A 22 years old, Mohammed Hamood Alshouthmi, is the breadwinner of four siblings and his parents. Like tens of thousands of Yemenis, the ongoing conflict has deprived him of his job, becoming unable to pay for rent and support his family.
“Life has been dark for us since the beginning of the conflict. My family and I stopped working, except for one day or two a month. It became more and more difficult to feed my family with time. Obtaining a job was a dream!” Alshouthmi explains how the conflict affected him and his family since 2015.
Alshouthmi was one of 250 vulnerable youth who participated in a UNDP cash-for-work scheme in Sana’a between September and December 2015. This emergency scheme is funded by the King Salman Center for Relief and Humanitarian Aid, to address the immediate needs of conflict-affected communities and improve their ability to cope.
“I was extremely happy to participate in the project. However, I felt scared about what will happen after sixty days of work with UNDP. At that moment, I decided to think about obtaining a sustainable source of income.”

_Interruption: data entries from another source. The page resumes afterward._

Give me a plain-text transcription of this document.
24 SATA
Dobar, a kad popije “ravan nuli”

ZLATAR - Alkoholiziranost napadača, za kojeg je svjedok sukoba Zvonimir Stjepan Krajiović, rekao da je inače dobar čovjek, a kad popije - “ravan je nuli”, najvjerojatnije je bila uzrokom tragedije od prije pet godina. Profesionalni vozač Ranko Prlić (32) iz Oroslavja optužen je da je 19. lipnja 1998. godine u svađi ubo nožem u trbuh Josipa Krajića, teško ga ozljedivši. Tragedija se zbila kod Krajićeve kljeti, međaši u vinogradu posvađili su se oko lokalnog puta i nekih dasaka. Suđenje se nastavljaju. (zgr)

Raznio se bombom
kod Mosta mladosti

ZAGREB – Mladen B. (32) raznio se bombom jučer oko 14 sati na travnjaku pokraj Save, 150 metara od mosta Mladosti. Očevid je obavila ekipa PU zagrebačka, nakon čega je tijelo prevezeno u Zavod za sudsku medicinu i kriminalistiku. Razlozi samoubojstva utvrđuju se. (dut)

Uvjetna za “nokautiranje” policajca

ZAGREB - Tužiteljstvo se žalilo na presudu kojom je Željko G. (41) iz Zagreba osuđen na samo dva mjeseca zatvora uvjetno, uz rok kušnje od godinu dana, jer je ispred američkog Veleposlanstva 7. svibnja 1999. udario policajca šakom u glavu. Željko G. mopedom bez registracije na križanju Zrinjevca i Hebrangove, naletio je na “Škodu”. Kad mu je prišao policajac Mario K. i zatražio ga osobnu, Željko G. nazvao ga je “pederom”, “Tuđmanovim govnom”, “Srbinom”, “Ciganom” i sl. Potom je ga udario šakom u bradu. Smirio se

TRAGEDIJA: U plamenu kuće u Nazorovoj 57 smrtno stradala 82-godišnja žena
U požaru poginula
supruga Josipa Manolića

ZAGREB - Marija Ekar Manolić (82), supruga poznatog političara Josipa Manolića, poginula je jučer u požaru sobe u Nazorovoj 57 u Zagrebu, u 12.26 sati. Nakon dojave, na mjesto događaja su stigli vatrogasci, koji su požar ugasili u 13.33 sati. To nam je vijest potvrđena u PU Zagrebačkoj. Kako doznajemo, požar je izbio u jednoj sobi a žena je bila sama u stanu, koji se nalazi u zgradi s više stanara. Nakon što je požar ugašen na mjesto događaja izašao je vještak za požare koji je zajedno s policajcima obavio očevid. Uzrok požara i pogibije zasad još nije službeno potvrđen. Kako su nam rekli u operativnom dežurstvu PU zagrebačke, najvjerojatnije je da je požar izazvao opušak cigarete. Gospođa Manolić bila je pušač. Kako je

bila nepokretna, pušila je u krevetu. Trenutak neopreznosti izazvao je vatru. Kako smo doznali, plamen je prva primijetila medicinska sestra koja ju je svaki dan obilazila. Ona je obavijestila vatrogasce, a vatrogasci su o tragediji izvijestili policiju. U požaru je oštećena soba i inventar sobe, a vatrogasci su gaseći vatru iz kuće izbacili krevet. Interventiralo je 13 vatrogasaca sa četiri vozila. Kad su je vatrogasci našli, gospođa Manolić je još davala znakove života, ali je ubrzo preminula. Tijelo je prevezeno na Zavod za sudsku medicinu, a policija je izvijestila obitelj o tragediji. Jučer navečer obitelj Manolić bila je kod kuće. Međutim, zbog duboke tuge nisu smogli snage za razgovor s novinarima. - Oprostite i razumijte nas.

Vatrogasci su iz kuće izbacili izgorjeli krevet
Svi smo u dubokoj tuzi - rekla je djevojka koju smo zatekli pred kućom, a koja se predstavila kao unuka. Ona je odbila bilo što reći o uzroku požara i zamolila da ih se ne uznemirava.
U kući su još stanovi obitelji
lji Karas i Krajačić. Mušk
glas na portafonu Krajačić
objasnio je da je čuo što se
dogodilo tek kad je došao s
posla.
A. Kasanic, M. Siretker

After enrolling in the UNDP cash-for-work, Alshouthmi was able to save some money and, with a small loan, to buy motorcycle to rebuild his livelihood.
“I divided my income into three parts: the first to spend on my family, the second as personal expenses and the third for savings. I was able to save YER 70,000. I decided to buy a motorcycle to work and have a stable income so I do not go back to my previous state,” Alshouthmi says. “With a small loan, I managed to buy a motorcycle and started working”.
He summarized, “Working as a motorcyclist has enabled me to earn enough money to pay off the loan, support my family and retain my dignity. Many thanks for all the hands that have contributed into making that change in my life.”